The Impossible  (2012)    59/100

Rating :   59/100                                                                    114 Min         12A

Juan Antonio Bayona’s second film after the hugely successful ‘The Orphanage’ (07) focuses on the true story of one family facing the full brunt of the Indian Ocean tsunami in 2004. The real hotel and pool that the family were playing around when the waves hit were used for filming, with the ground floor residences rebuilt just for the shoot. It gives a very memorable impression of the terror and brutality of the event – not just of the initial impact and the subsequent powerful waves but also of the underwater, deadly collisions with all sorts of debris. In conveying this, and the general scope of the disaster within the confines of their geographical area, the film is very successful, just as it is in displaying a troubling sense of realism in the injuries incurred and the sicknesses that followed them.

However, rather than telling a gritty and accurate tale, ‘The Impossible’ has gone for a slightly more Hollywood style of story, despite the fact it’s a Spanish film. It is very much a case of ‘if this were in the movies, this would happen’, and even though we’re witnessing an interpretation of real events it’s filmed in such a way that it seems a little contrived and thus a little off given the tremendous death toll the tsunami took. Nor is there any mention of the geopolitical real life issues surrounding the catastrophe, such as the universal lack of any kind of warning for the poor souls that died during the event.
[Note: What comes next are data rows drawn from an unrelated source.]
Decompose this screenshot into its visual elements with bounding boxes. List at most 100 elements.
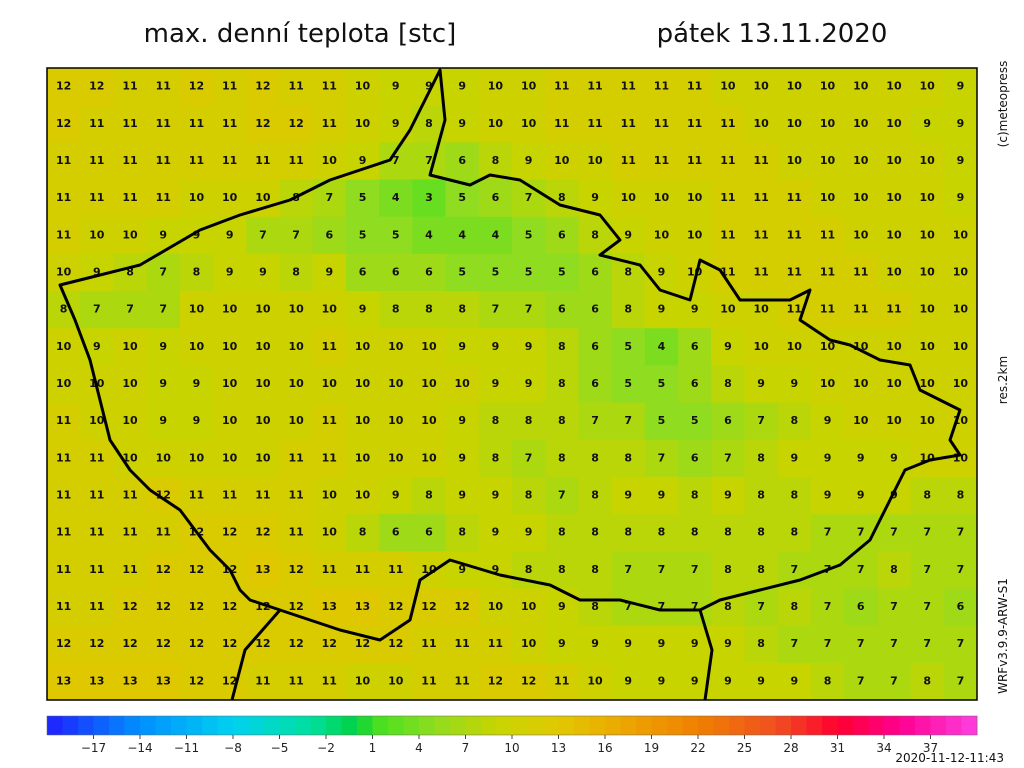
colorbar-cell [481,716,497,735]
map-title: max. denní teplota [stc] [144,19,457,49]
cell-value: 11 [56,154,71,167]
cell-value: 11 [322,451,337,464]
grid-cell [545,216,579,255]
grid-cell [213,365,247,404]
timestamp: 2020-11-12-11:43 [895,751,1004,765]
grid-cell [877,662,912,701]
grid-cell [711,179,745,218]
grid-cell [844,439,878,478]
grid-cell [711,402,745,441]
grid-cell [678,216,712,255]
colorbar-cell [78,716,94,735]
grid-cell [345,179,380,218]
cell-value: 11 [189,154,204,167]
cell-value: 9 [691,637,699,650]
grid-cell [578,105,613,143]
cell-value: 10 [56,377,72,390]
grid-cell [412,588,447,627]
cell-value: 9 [492,526,500,539]
cell-value: 10 [886,80,902,93]
grid-cell [943,68,978,106]
grid-cell [478,588,513,627]
cell-value: 12 [488,674,503,687]
grid-cell [810,662,845,701]
cell-value: 9 [93,265,101,278]
grid-cell [644,291,679,329]
grid-cell [711,514,745,552]
grid-cell [379,514,413,552]
cell-value: 12 [189,600,204,613]
grid-cell [744,402,779,441]
cell-value: 10 [322,154,338,167]
grid-cell [877,68,912,106]
colorbar-cell [279,716,296,735]
cell-value: 12 [255,526,270,539]
cell-value: 10 [687,191,703,204]
grid-cell [345,216,380,255]
cell-value: 10 [288,340,304,353]
cell-value: 10 [587,154,603,167]
grid-cell [345,476,380,515]
cell-value: 10 [886,340,902,353]
cell-value: 12 [322,637,337,650]
cell-value: 8 [425,489,433,502]
grid-cell [279,402,314,441]
grid-cell [312,253,347,292]
colorbar-tick-label: 31 [830,741,845,755]
cell-value: 10 [920,377,936,390]
grid-cell [312,439,347,478]
grid-cell [146,625,181,664]
cell-value: 8 [824,674,832,687]
grid-cell [943,439,978,478]
grid-cell [113,662,148,701]
grid-cell [146,439,181,478]
cell-value: 7 [658,451,666,464]
colorbar-cell [496,716,513,735]
colorbar-tick-label: 1 [369,741,377,755]
grid-cell [744,291,779,329]
colorbar-cell [217,716,234,735]
grid-cell [379,68,413,106]
grid-cell [246,216,280,255]
cell-value: 11 [753,265,768,278]
cell-value: 11 [554,80,569,93]
grid-cell [113,216,148,255]
grid-cell [445,402,480,441]
grid-cell [844,365,878,404]
colorbar-cell [403,716,420,735]
grid-cell [478,291,513,329]
cell-value: 13 [156,674,171,687]
cell-value: 12 [156,489,171,502]
grid-cell [512,402,546,441]
grid-cell [910,179,945,218]
cell-value: 10 [886,228,902,241]
grid-cell [910,476,945,515]
grid-cell [312,551,347,589]
cell-value: 9 [159,377,167,390]
grid-cell [80,291,114,329]
grid-cell [478,365,513,404]
cell-value: 9 [392,117,400,130]
grid-cell [478,476,513,515]
grid-cell [943,551,978,589]
grid-cell [877,179,912,218]
cell-value: 8 [757,451,765,464]
grid-cell [113,253,148,292]
grid-cell [445,588,480,627]
grid-cell [943,625,978,664]
cell-value: 10 [222,340,238,353]
colorbar-tick-label: 4 [415,741,423,755]
colorbar-cell [109,716,125,735]
cell-value: 11 [122,489,137,502]
model: WRFv3.9.9-ARW-S1 [996,578,1010,694]
cell-value: 9 [591,191,599,204]
temperature-grid: 12 12 11 11 12 11 12 11 11 10 9 9 9 10 10 11 11 11 11 11 10 1… [47,68,978,701]
grid-cell [47,514,81,552]
cell-value: 10 [56,265,72,278]
grid-cell [943,476,978,515]
cell-value: 10 [920,265,936,278]
cell-value: 5 [359,191,367,204]
cell-value: 9 [957,191,965,204]
cell-value: 4 [658,340,666,353]
cell-value: 8 [624,303,632,316]
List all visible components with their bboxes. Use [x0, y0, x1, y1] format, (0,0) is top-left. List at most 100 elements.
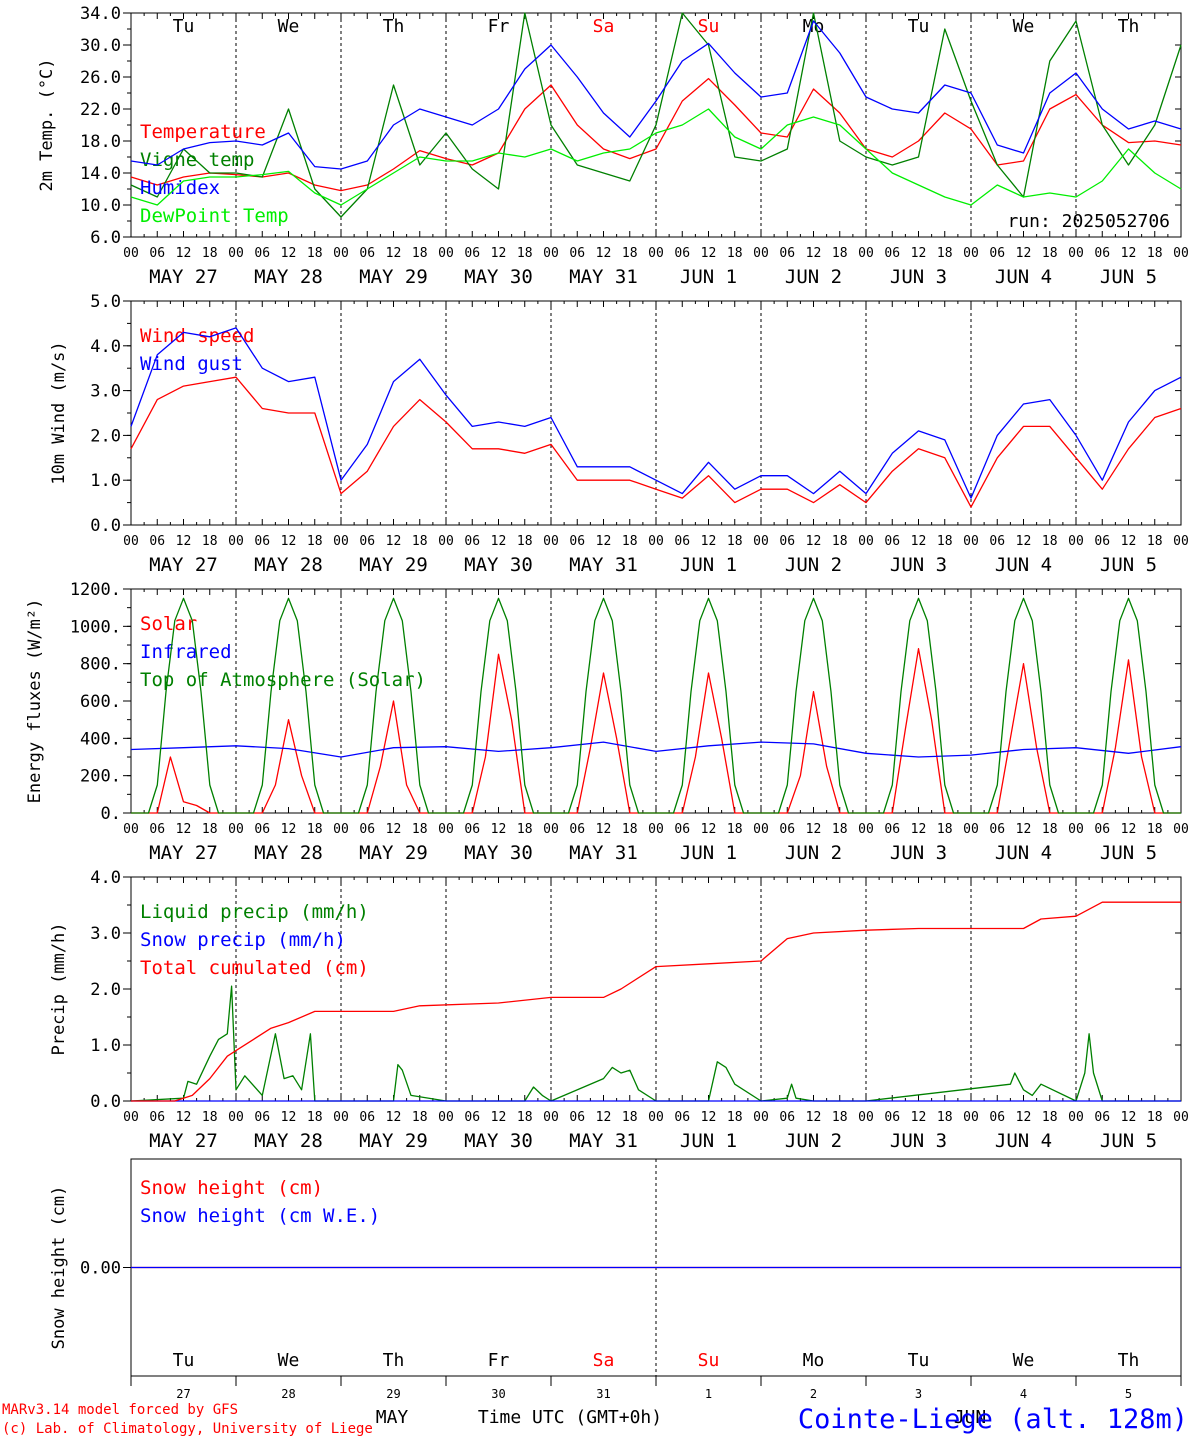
hour-tick-label: 18: [937, 822, 953, 837]
hour-tick-label: 18: [202, 822, 218, 837]
footer-model: MARv3.14 model forced by GFS: [2, 1402, 238, 1418]
weekday-label: Mo: [803, 1350, 825, 1371]
y-tick-label: 800.: [80, 655, 121, 675]
legend-entry: Temperature: [140, 121, 266, 143]
hour-tick-label: 06: [674, 822, 690, 837]
y-tick-label: 4.0: [90, 868, 121, 888]
hour-tick-label: 00: [438, 246, 454, 261]
date-label: MAY 27: [149, 554, 218, 576]
hour-tick-label: 06: [569, 1110, 585, 1125]
weekday-label: Mo: [803, 16, 825, 37]
hour-tick-label: 18: [727, 246, 743, 261]
y-tick-label: 30.0: [80, 36, 121, 56]
hour-tick-label: 00: [753, 246, 769, 261]
hour-tick-label: 00: [858, 822, 874, 837]
hour-tick-label: 18: [517, 822, 533, 837]
hour-tick-label: 18: [937, 534, 953, 549]
y-tick-label: 3.0: [90, 382, 121, 402]
hour-tick-label: 06: [884, 246, 900, 261]
hour-tick-label: 06: [464, 534, 480, 549]
hour-tick-label: 00: [963, 1110, 979, 1125]
y-tick-label: 200.: [80, 767, 121, 787]
chart-panel-0: 00 06 12 18 00 06 12 18 00 06 12 18 00 06 12 18 00 06 12 18…: [37, 4, 1189, 288]
hour-tick-label: 12: [1016, 1110, 1032, 1125]
day-number-label: 27: [176, 1387, 190, 1401]
legend-entry: Snow precip (mm/h): [140, 929, 346, 951]
day-number-label: 31: [596, 1387, 610, 1401]
y-tick-label: 18.0: [80, 132, 121, 152]
series-line-3: [130, 108, 1182, 206]
hour-tick-label: 18: [517, 534, 533, 549]
hour-tick-label: 06: [1094, 1110, 1110, 1125]
weekday-label: Th: [383, 16, 405, 37]
hour-tick-label: 06: [254, 534, 270, 549]
hour-tick-label: 18: [307, 1110, 323, 1125]
hour-tick-label: 00: [543, 534, 559, 549]
date-label: MAY 28: [254, 554, 323, 576]
hour-tick-label: 06: [464, 822, 480, 837]
station-name: Cointe-Liege (alt. 128m): [798, 1404, 1188, 1435]
legend-entry: DewPoint Temp: [140, 205, 289, 227]
series-line-0: [130, 985, 1181, 1102]
weekday-label: Th: [383, 1350, 405, 1371]
legend-entry: Vigne temp: [140, 149, 254, 171]
hour-tick-label: 06: [149, 534, 165, 549]
date-label: MAY 30: [464, 266, 533, 288]
hour-tick-label: 06: [359, 1110, 375, 1125]
hour-tick-label: 18: [307, 534, 323, 549]
date-label: MAY 30: [464, 1130, 533, 1152]
hour-tick-label: 00: [1173, 1110, 1189, 1125]
hour-tick-label: 12: [1016, 822, 1032, 837]
meteogram-panels: 00 06 12 18 00 06 12 18 00 06 12 18 00 06 12 18 00 06 12 18…: [25, 4, 1189, 1401]
series-line-2: [130, 20, 1182, 170]
weekday-label: Tu: [173, 1350, 195, 1371]
hour-tick-label: 00: [438, 534, 454, 549]
date-label: JUN 5: [1100, 842, 1157, 864]
hour-tick-label: 12: [596, 246, 612, 261]
series-line-0: [130, 77, 1182, 192]
date-label: JUN 1: [680, 266, 737, 288]
weekday-label: Th: [1118, 1350, 1140, 1371]
legend-entry: Humidex: [140, 177, 220, 199]
date-label: JUN 1: [680, 842, 737, 864]
hour-tick-label: 12: [176, 246, 192, 261]
hour-tick-label: 00: [648, 246, 664, 261]
hour-tick-label: 12: [911, 246, 927, 261]
hour-tick-label: 12: [386, 534, 402, 549]
hour-tick-label: 18: [1147, 534, 1163, 549]
hour-tick-label: 12: [386, 822, 402, 837]
hour-tick-label: 12: [1121, 822, 1137, 837]
hour-tick-label: 00: [1173, 822, 1189, 837]
hour-tick-label: 00: [1068, 1110, 1084, 1125]
hour-tick-label: 00: [123, 1110, 139, 1125]
hour-tick-label: 12: [281, 534, 297, 549]
y-tick-label: 10.0: [80, 196, 121, 216]
hour-tick-label: 18: [307, 822, 323, 837]
hour-tick-label: 00: [543, 1110, 559, 1125]
y-tick-label: 0.0: [90, 516, 121, 536]
hour-tick-label: 06: [464, 246, 480, 261]
series-line-1: [130, 12, 1182, 218]
hour-tick-label: 18: [832, 246, 848, 261]
footer: MARv3.14 model forced by GFS (c) Lab. of…: [2, 1402, 1188, 1437]
date-label: JUN 2: [785, 842, 842, 864]
hour-tick-label: 06: [674, 246, 690, 261]
y-tick-label: 1000.: [70, 617, 121, 637]
hour-tick-label: 00: [333, 1110, 349, 1125]
weekday-label: Tu: [908, 16, 930, 37]
hour-tick-label: 06: [779, 534, 795, 549]
weekday-label: Sa: [593, 1350, 615, 1371]
date-label: JUN 4: [995, 554, 1052, 576]
weekday-label: Fr: [488, 16, 510, 37]
bottom-month-may: MAY: [376, 1407, 409, 1428]
legend-entry: Wind speed: [140, 325, 254, 347]
bottom-month-jun: JUN: [954, 1407, 987, 1428]
weekday-label: Sa: [593, 16, 615, 37]
y-tick-label: 0.0: [90, 1092, 121, 1112]
hour-tick-label: 12: [806, 1110, 822, 1125]
date-label: MAY 27: [149, 842, 218, 864]
hour-tick-label: 00: [228, 1110, 244, 1125]
hour-tick-label: 12: [1121, 534, 1137, 549]
hour-tick-label: 06: [359, 246, 375, 261]
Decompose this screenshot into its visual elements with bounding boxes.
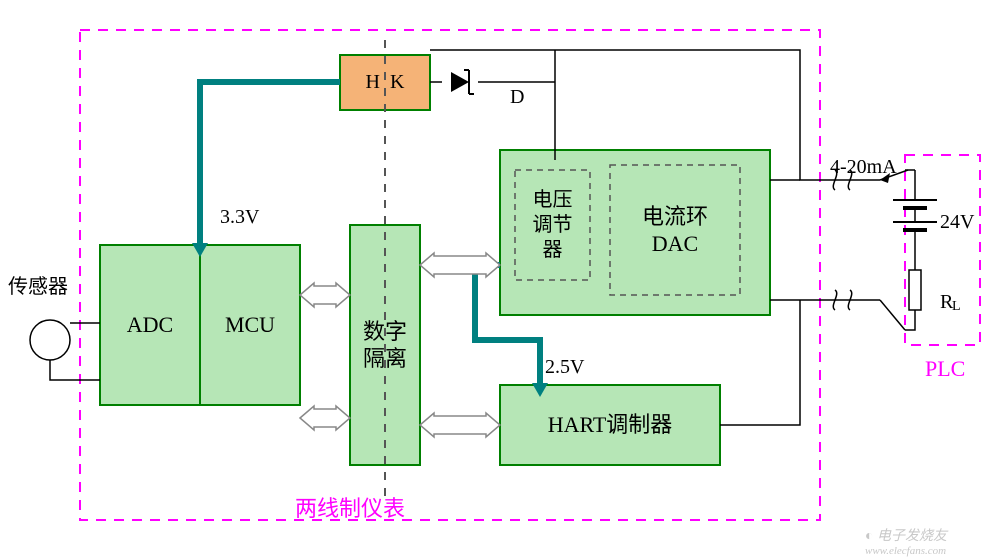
watermark: ◐ 电子发烧友www.elecfans.com: [865, 525, 947, 557]
label-v33: 3.3V: [220, 205, 259, 230]
mcu-label: MCU: [200, 245, 300, 405]
dac-label: 电流环 DAC: [610, 165, 740, 295]
adc-label: ADC: [100, 245, 200, 405]
vreg-label: 电压 调节 器: [515, 170, 590, 280]
label-v24: 24V: [940, 210, 974, 235]
label-v25: 2.5V: [545, 355, 584, 380]
iso-label: 数字 隔离: [350, 225, 420, 465]
label-ma: 4-20mA: [830, 155, 897, 180]
label-sensor: 传感器: [8, 275, 68, 300]
label-title: 两线制仪表: [295, 495, 405, 523]
hk-label: H K: [340, 55, 430, 110]
label-plc: PLC: [925, 355, 965, 383]
label-d: D: [510, 85, 524, 110]
hart-label: HART调制器: [500, 385, 720, 465]
label-rl_l: L: [952, 298, 961, 316]
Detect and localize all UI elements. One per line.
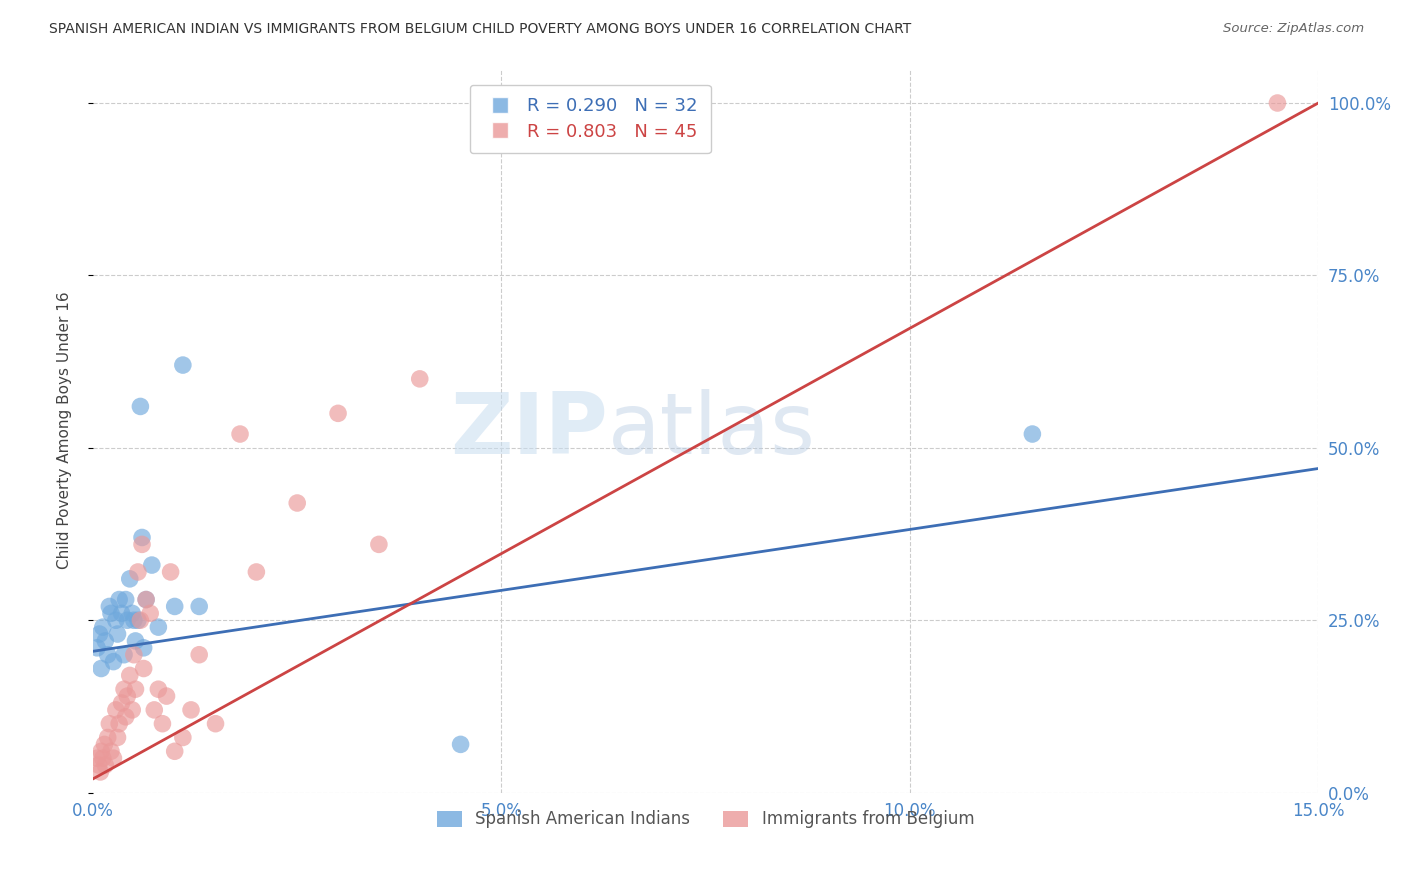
Point (104, 703, 127, 717)
Point (285, 496, 308, 510)
Point (121, 607, 143, 621)
Point (108, 592, 131, 607)
Point (121, 703, 143, 717)
Point (122, 613, 145, 627)
Point (245, 565, 267, 579)
Text: SPANISH AMERICAN INDIAN VS IMMIGRANTS FROM BELGIUM CHILD POVERTY AMONG BOYS UNDE: SPANISH AMERICAN INDIAN VS IMMIGRANTS FR… (49, 22, 911, 37)
Point (122, 648, 145, 662)
Point (148, 620, 170, 634)
Point (89, 627, 111, 641)
Point (163, 599, 186, 614)
Point (172, 358, 194, 372)
Text: ZIP: ZIP (450, 389, 607, 472)
Point (104, 613, 127, 627)
Point (124, 682, 146, 697)
Point (112, 682, 135, 697)
Point (159, 565, 181, 579)
Point (97, 648, 120, 662)
Point (93, 738, 115, 752)
Point (86, 751, 108, 765)
Point (139, 607, 162, 621)
Point (114, 592, 136, 607)
Point (97, 731, 120, 745)
Point (91, 751, 114, 765)
Point (326, 406, 349, 420)
Point (98, 599, 121, 614)
Point (135, 592, 157, 607)
Text: Source: ZipAtlas.com: Source: ZipAtlas.com (1223, 22, 1364, 36)
Point (229, 427, 252, 442)
Point (91, 620, 114, 634)
Point (141, 558, 163, 572)
Legend: Spanish American Indians, Immigrants from Belgium: Spanish American Indians, Immigrants fro… (430, 804, 981, 835)
Point (129, 613, 152, 627)
Point (135, 592, 157, 607)
Point (90, 744, 112, 758)
Point (103, 655, 125, 669)
Point (103, 751, 125, 765)
Point (100, 744, 122, 758)
Point (367, 537, 389, 551)
Point (131, 537, 153, 551)
Point (117, 689, 139, 703)
Point (98, 716, 121, 731)
Point (100, 607, 122, 621)
Point (118, 572, 141, 586)
Point (129, 400, 152, 414)
Point (127, 565, 149, 579)
Point (143, 703, 166, 717)
Point (180, 703, 202, 717)
Point (1021, 427, 1043, 442)
Point (172, 731, 194, 745)
Point (450, 738, 472, 752)
Text: atlas: atlas (607, 389, 815, 472)
Point (188, 648, 211, 662)
Point (117, 613, 139, 627)
Point (118, 668, 141, 682)
Y-axis label: Child Poverty Among Boys Under 16: Child Poverty Among Boys Under 16 (58, 292, 72, 569)
Point (132, 640, 155, 655)
Point (86, 640, 108, 655)
Point (107, 627, 129, 641)
Point (90, 661, 112, 675)
Point (409, 372, 432, 386)
Point (107, 731, 129, 745)
Point (110, 607, 132, 621)
Point (94, 758, 117, 772)
Point (87, 758, 110, 772)
Point (114, 710, 136, 724)
Point (1267, 95, 1289, 110)
Point (108, 716, 131, 731)
Point (112, 648, 135, 662)
Point (155, 689, 177, 703)
Point (188, 599, 211, 614)
Point (127, 613, 149, 627)
Point (204, 716, 226, 731)
Point (132, 661, 155, 675)
Point (163, 744, 186, 758)
Point (124, 634, 146, 648)
Point (152, 716, 174, 731)
Point (94, 634, 117, 648)
Point (131, 531, 153, 545)
Point (110, 696, 132, 710)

The older child in the family, played by Tom Holland, simply does not convince as someone experiencing the events as reality, rather he comes across as someone enjoying all the action and occasionally in need of a good slap. He is a central character and that together with the general feel of the whole, and the poor choice of title, hollows out the film. The two younger brothers are much more convincing, and both Ewan Mcgregor and Naomi Watts are very good as the parents. Watts is up for an Oscar for her role, perhaps aided by the fact she is terrified of water and yet was plucky enough to take on the challenges of being smashed around by torrents of the stuff. Not, I imagine, the most pleasant shoot she’s ever had.